My grandmother on my mother’s side was very religious. She lived with us in Brasso for more than a year, and I had to accompany her to the synagogue every Saturday. She was so strictly religious that she didn’t carry anything, not even her prayer book, so I accompanied her to the entrance of the women’s gallery in the synagogue, gave her the prayer book and waited for her at the end of the service. My poor grandmother never learnt that after I went with her to the synagogue, I played football – there was a small plot not far from the synagogue – while she was inside, praying.
My maternal grandmother, Sara Paneth, came from a rabbinic family. Her grandfather, Yecheskel Paneth, was the chief rabbi of Transylvania and lived in Gyulafehervar. Rabbi Paneth had six children. There were many rabbis in Des and around who came from the Paneth family, it was a big rabbinic dynasty. The synagogue in Des was also built by a rabbi Paneth, and he gave most of the money to purchase the plot for the synagogue out of his own pocket. My grandmother came from the family of the third son of the chief rabbi. Hermann Paneth, my grandmother’s older brother, graduated from the Rabbinical Seminary in Frankfurt in Germany, but he didn’t work as a rabbi; he was involved in agriculture and Zionism instead.
I think that my father knew my mother’s older brother Simon from the Zionist organization in Kolozsvar and my parents met through him.
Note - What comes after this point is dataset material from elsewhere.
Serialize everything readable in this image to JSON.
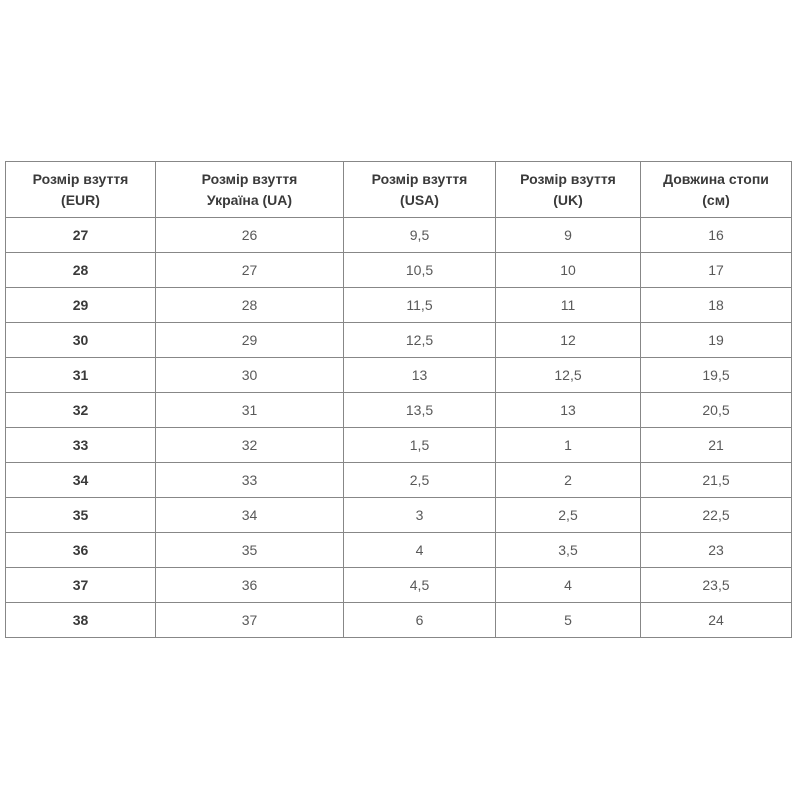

I know that Lea, whom everybody called Lotte, was about a year and a half older than my mother. My father told me that at first my mother’s family, especially my grandmother, wanted him to marry Lotte, as it was the custom to marry off the oldest daughter of a family first. But my father didn’t really like her, he liked my mother, so he married her. It wasn’t the parents who agreed on this but my father and mother.